Texte : Fanny Suteau – Nommé préfet de la région Auvergne-Rhône-Alpes et du Rhône en mai dernier, Étienne Guyot prend les commandes de l’une des régions les plus stratégiques de France. Après près de quarante ans au service de l’État, cet ancien élève de Sciences Po et de l’ENA retrouve une ville qu’il connaît déjà : Lyon, où il fut sous-préfet au début des années 1990.
Dans la hiérarchie républicaine, le préfet est une figure à part. Toujours présent, rarement sous les projecteurs. On le croise lors des cérémonies officielles, des inaugurations, des visites ministérielles ou lorsqu’une crise éclate. Son rôle n’est pas de faire campagne ni de séduire l’opinion, mais de représenter l’État dans toute sa continuité.
Depuis le 18 mai 2026, cette mission incombe à Étienne Guyot. À 64 ans, celui qui succède à Fabienne Buccio retrouve un territoire qu’il connaît bien, avec l’expérience d’un homme qui a traversé plusieurs décennies de vie publique sans jamais quitter le fil conducteur de sa carrière : servir l’État.

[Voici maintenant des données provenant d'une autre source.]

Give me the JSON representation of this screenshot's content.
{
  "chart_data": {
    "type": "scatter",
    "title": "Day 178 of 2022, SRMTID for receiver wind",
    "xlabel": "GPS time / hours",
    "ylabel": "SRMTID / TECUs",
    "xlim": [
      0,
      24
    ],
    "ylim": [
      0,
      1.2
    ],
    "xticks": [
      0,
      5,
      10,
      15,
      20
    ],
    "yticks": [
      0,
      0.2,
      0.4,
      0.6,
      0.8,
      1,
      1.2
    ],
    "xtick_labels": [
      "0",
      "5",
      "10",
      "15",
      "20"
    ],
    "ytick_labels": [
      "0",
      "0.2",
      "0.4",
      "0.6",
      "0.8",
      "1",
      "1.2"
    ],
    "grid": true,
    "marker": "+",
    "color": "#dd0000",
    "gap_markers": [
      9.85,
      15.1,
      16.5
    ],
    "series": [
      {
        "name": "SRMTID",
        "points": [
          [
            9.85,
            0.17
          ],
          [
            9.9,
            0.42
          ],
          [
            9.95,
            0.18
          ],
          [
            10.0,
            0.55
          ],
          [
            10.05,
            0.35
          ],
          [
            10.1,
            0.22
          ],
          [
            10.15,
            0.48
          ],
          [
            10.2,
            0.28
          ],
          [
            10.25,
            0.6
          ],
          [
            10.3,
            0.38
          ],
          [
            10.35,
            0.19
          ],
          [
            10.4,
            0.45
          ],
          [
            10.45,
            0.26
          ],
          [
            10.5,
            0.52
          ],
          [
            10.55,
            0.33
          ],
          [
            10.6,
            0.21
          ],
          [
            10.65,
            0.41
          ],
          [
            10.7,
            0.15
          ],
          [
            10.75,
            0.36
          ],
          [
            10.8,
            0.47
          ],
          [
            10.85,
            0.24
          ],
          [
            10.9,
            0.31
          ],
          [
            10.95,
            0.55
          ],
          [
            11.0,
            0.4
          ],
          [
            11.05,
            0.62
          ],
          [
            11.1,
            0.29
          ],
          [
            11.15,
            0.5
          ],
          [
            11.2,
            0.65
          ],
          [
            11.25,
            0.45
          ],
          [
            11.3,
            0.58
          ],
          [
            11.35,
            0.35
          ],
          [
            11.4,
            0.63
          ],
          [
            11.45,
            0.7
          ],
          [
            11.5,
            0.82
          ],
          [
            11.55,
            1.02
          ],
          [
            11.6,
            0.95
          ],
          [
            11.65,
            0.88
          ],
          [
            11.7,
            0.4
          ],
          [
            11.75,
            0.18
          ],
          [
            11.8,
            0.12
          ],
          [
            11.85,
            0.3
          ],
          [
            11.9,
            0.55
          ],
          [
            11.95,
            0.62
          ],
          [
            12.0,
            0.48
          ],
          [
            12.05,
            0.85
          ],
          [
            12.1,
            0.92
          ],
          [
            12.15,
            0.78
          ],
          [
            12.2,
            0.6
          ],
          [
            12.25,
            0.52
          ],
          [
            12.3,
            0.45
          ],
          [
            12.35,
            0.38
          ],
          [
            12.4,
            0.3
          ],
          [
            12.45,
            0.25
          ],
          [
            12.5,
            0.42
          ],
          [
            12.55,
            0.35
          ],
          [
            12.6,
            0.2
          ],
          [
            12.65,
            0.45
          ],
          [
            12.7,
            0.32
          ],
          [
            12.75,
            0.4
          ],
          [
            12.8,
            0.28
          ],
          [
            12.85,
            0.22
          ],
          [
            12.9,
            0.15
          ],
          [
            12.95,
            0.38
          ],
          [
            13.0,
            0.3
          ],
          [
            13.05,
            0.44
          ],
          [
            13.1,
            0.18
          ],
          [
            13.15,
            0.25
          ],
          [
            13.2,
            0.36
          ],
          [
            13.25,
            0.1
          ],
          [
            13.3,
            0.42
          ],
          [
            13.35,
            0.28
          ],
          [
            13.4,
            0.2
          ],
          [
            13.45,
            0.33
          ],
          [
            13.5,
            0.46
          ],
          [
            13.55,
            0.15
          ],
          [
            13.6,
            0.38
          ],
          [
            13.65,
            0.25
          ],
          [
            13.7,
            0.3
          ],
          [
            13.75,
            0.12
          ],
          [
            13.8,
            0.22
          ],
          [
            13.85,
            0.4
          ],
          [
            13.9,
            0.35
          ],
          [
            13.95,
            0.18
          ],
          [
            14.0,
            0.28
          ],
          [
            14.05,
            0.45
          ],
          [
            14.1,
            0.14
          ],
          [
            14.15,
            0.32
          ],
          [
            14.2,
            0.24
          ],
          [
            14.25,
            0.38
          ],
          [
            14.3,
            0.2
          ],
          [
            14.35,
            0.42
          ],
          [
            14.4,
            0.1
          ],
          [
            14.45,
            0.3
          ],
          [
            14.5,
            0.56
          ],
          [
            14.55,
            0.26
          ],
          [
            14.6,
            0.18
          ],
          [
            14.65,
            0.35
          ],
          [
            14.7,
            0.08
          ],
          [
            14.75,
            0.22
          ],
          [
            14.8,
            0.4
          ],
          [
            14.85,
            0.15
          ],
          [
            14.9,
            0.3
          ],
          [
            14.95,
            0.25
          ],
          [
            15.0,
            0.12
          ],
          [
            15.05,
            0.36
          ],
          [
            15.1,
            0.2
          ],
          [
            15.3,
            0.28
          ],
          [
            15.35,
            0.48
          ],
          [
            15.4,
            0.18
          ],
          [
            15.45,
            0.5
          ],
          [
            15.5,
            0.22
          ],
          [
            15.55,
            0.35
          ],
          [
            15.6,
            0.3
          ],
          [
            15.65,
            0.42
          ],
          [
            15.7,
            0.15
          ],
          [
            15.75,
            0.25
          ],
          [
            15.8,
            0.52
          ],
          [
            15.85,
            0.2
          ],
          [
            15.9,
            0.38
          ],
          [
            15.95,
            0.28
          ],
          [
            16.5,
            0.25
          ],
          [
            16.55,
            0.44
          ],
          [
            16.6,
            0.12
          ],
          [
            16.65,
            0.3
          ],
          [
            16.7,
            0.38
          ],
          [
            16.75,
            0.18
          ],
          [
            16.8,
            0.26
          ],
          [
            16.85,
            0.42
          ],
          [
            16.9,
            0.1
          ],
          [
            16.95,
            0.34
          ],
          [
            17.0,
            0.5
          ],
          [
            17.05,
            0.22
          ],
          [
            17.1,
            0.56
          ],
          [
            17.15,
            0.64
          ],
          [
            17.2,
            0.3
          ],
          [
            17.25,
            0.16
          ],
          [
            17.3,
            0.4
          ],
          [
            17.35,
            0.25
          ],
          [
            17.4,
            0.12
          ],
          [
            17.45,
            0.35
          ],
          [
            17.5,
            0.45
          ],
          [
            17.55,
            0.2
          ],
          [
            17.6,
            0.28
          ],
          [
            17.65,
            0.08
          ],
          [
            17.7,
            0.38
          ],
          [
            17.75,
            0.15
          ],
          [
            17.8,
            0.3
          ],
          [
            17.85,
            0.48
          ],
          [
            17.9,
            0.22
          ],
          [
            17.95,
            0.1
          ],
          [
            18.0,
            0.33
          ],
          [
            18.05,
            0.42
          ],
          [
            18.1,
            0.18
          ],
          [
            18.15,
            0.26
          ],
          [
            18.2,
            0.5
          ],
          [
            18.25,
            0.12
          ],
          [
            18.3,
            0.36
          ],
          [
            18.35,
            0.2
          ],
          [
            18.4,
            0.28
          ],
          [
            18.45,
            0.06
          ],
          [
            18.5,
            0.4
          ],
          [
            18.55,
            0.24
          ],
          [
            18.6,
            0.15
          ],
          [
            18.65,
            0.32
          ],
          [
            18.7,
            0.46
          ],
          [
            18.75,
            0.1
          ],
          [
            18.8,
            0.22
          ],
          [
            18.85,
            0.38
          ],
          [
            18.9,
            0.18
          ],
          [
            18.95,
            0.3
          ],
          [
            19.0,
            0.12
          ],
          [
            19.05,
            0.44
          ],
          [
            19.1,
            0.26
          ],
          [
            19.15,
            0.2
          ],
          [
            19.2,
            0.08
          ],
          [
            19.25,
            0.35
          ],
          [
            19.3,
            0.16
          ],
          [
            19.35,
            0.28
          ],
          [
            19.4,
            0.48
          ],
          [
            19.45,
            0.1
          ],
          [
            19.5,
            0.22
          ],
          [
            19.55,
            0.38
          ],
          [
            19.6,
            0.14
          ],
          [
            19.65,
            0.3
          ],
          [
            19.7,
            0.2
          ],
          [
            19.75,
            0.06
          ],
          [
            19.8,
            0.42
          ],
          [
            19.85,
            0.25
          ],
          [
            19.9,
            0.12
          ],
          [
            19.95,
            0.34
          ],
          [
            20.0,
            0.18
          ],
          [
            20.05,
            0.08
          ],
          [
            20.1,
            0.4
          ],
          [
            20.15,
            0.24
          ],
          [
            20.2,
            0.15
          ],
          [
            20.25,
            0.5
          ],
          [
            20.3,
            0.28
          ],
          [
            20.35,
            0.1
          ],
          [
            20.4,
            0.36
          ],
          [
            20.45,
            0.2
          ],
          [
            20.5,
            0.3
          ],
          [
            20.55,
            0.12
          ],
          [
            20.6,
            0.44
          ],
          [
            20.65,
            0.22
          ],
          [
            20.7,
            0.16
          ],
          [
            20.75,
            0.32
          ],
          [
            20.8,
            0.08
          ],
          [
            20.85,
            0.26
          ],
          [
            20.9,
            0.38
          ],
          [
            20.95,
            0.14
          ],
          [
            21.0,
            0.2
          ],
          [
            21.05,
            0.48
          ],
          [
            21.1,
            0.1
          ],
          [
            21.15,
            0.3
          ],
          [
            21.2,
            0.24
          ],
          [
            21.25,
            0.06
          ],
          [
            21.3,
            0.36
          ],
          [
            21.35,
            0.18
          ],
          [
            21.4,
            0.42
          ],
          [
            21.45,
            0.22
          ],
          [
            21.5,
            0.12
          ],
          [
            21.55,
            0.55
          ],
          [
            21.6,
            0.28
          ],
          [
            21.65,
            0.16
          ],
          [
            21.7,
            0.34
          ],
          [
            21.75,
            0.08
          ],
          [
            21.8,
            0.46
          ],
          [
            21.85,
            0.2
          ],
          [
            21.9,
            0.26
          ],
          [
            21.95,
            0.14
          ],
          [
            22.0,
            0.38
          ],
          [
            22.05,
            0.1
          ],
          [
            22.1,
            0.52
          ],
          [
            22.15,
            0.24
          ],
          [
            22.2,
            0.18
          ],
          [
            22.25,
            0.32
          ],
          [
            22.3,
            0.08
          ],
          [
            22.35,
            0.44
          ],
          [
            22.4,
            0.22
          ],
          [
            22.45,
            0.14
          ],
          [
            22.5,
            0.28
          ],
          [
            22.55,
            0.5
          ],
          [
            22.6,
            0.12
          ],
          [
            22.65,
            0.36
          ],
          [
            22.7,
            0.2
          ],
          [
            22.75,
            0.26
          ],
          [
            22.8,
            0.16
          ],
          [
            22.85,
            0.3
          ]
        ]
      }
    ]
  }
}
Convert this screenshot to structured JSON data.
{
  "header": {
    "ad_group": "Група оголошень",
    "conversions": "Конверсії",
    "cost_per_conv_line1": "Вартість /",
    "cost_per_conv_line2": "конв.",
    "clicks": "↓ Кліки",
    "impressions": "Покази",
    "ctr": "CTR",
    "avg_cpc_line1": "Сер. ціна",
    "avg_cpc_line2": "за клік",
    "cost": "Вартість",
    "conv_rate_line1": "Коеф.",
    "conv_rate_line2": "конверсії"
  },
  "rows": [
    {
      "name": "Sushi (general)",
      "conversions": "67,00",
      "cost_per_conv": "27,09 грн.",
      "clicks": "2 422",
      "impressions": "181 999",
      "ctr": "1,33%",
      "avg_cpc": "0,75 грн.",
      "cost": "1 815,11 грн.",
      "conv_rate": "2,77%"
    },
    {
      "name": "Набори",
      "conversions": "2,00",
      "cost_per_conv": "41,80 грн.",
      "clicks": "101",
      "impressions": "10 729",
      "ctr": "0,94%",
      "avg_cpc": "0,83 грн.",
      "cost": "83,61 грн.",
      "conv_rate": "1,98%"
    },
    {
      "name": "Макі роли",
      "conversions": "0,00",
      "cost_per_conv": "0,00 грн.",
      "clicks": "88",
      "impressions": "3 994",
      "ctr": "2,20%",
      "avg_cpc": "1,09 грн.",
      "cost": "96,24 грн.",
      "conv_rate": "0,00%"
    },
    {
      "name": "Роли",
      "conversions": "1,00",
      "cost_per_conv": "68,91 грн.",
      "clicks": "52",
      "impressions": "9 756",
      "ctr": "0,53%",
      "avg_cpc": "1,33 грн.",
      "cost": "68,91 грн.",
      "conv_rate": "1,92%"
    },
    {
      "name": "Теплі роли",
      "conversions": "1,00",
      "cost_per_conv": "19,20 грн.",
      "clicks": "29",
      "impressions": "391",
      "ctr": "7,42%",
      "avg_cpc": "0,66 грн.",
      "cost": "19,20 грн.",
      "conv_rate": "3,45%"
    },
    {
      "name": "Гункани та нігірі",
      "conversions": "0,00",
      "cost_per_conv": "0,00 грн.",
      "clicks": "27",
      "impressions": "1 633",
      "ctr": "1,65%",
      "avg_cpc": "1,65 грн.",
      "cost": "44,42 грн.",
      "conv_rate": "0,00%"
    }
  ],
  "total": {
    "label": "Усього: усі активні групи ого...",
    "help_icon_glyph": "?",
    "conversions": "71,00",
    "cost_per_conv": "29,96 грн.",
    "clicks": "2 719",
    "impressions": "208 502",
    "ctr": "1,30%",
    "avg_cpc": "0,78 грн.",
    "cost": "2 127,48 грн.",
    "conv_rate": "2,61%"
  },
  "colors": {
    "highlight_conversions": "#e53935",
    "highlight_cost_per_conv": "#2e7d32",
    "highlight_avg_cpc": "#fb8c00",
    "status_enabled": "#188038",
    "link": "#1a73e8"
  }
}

Etienne Guyot a remplacé Fabienne Buccio.
Des bancs de Sciences Po aux plus hautes responsabilités de l’État
Né à Nancy le 31 mars 1962, diplômé de Sciences Po Paris puis de l’École nationale d’administration, Étienne Guyot choisit très tôt la préfectorale. Un choix de vocation plus que de carrière. Dès les années 1990, il découvre Lyon comme sous-préfet avant de multiplier les responsabilités au sein de l’administration française.
Cabinets ministériels, directions centrales, Chambre de commerce et d’industrie de Paris Île-de-France, puis présidence du directoire de la Société du Grand Paris : son parcours épouse les grandes mutations de l’action publique française.
Cette diversité d’expériences lui forge une vision transversale de l’État. Derrière le costume du préfet se dessine un homme habitué à arbitrer, coordonner et faire dialoguer des mondes qui ne parlent pas toujours le même langage : élus, chefs d’entreprise, forces de sécurité, associations, services publics ou encore collectivités territoriales.
Un préfet de terrain pour une région stratégique
À la tête de la deuxième région économique française, Étienne Guyot coordonne l’action de l’État sur un territoire de près de huit millions d’habitants. Sécurité, développement économique, transition écologique, grands projets d’infrastructures, gestion des crises, préparation des Jeux olympiques d’hiver 2030 : les dossiers s’enchaînent sans répit. Il est également préfet du Rhône et préfet de la zone de défense et de sécurité Sud-Est, l’un des postes les plus exposés de la haute fonction publique.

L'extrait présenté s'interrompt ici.